If visiting the EU, the General Data Protection Regulation (GDPR) applies only to data subjects when they are in the EU, and this includes the right to be forgotten – Google is not required to remove the search results in other countries outside the EU. However, if visiting other countries outside the jurisdiction of the EU, for instance, and a different address for Google is put in, then any sensitive information still appears.
“Indeed, this search will be deemed to be outside the EU via your IP address, which will show that you are in other countries outside EU,” says Voisin. “This happens regardless of your nationality. This also explains why you may see from time to time the following disclaimer at the bottom of Google result web pages: ‘Some results may have been removed under data protection law in Europe.’”
On the other hand, if Google removes an individual from searches in Europe, the possibility of showing up on Google in the US, Hong Kong or the Philippines, for example, may depend upon the search engine.
“An important distinction here is that individuals cannot just request a blanket wipe of ‘their data’ from the internet,” says Voisin. “The right to be forgotten requests are linked to particular items that individuals want to see de-listed from Google results. Google reviews every request. If Google believes that arguments can be made to resist to someone’s request (e.g. there are freedom of information or speech considerations that override the individual’s rights), then it may decline to remove the requested item. If Google does remove the requested item, it would do so only in relation to EU-wide results, meaning that if you Google the search term outside of the EU, it will appear.”
Voisin adds that if a competent EU data protection regulator or court approached by the individual determine that, in the light of national standards, global de-listing would be required, then the item may no longer be listed and Google will have to remove it from results displayed in Europe, US, Hong Kong, the Philippines or anywhere else in the world.
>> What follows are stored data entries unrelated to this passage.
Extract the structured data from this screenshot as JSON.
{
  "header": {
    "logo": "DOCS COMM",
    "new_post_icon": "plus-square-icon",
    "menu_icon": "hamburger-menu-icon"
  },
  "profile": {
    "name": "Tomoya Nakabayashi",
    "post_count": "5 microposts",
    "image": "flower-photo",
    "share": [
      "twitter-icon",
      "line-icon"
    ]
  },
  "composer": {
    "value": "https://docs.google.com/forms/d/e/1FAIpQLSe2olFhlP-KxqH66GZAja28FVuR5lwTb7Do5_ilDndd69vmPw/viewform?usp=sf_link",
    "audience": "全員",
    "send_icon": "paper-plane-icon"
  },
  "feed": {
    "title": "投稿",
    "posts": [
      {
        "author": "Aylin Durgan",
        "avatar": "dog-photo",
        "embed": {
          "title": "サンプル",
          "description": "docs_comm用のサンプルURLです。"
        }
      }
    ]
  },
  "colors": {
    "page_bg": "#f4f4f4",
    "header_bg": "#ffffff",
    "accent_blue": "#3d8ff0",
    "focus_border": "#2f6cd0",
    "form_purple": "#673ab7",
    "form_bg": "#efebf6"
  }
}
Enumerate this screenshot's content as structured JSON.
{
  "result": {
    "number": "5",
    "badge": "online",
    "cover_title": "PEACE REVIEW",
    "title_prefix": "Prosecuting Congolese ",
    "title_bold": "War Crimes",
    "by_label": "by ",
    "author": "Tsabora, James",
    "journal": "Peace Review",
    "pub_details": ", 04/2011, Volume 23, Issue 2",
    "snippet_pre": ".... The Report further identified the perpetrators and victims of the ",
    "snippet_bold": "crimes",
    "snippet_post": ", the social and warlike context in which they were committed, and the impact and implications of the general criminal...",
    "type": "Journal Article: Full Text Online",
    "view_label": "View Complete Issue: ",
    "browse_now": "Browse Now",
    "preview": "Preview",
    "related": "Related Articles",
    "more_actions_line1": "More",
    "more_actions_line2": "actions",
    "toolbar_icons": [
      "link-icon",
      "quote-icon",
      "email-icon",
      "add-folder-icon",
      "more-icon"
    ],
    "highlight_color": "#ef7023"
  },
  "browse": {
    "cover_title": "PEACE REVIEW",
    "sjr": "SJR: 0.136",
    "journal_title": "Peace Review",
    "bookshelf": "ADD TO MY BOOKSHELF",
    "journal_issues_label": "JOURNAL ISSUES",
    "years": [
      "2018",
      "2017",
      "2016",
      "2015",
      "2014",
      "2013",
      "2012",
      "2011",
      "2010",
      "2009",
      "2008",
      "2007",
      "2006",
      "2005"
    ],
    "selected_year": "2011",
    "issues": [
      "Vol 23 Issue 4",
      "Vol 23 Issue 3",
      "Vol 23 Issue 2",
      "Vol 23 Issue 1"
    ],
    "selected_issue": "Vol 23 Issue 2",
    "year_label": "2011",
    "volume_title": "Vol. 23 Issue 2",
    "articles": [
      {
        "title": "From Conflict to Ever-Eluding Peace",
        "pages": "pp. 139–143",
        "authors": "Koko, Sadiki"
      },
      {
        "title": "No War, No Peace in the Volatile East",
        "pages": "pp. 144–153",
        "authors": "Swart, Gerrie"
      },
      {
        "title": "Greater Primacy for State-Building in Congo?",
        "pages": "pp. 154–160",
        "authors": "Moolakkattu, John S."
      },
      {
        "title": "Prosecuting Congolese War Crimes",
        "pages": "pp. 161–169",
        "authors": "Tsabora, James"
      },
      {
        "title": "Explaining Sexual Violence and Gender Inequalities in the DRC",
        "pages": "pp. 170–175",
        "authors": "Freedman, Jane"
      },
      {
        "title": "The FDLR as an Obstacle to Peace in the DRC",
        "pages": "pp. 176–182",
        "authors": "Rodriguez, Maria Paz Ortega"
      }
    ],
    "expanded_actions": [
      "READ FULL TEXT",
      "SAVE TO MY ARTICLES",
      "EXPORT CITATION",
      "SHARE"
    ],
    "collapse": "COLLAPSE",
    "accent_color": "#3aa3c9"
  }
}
Meanwhile, according to Sheena Jacobs, managing partner of JurisAsia in Singapore, the difficulty with this right is that it is quite complicated to accomplish when you also consider other rights such as freedom of information or the public interest.
“It may be possible for the right to be forgotten when taken to the extreme to limit freedom of speech and expression because the individual has complete control over their personal data, notwithstanding that it may have been commented on by others or be important for the public to view,” she says. “While this would not arise in every case, the public also has a competing right to have access to such information. For example, a totalitarian government may use this right to censor content that they do not want their citizens to have access to.”
She adds that in the near future, it is quite possible that the right to be forgotten may be implemented in other countries’ data protection laws in the same way as rights of access and correction.
In 2016, Google was fined approximately US$110,000 by the Commission Nationale de L’informatique et des Libertés (CNIL), a private, France-based organization designed to protect personal data, support innovation and preserve individual liberties, for its failure to delist search engine results globally. This came after the EU’s right to be forgotten in 2014 that says that search engines should have the right to remove results that are deemed inappropriate and vulgar, such as criminal records.
In view of the ruling, the top court considered two cases. The first looked at the territorial scope of de-listing requests (the right to be forgotten on Google). The second examined requests to de-list sensitive personal data (special category data) and criminal offenses and convictions data and Google’s obligation to consider the interests of freedom of information.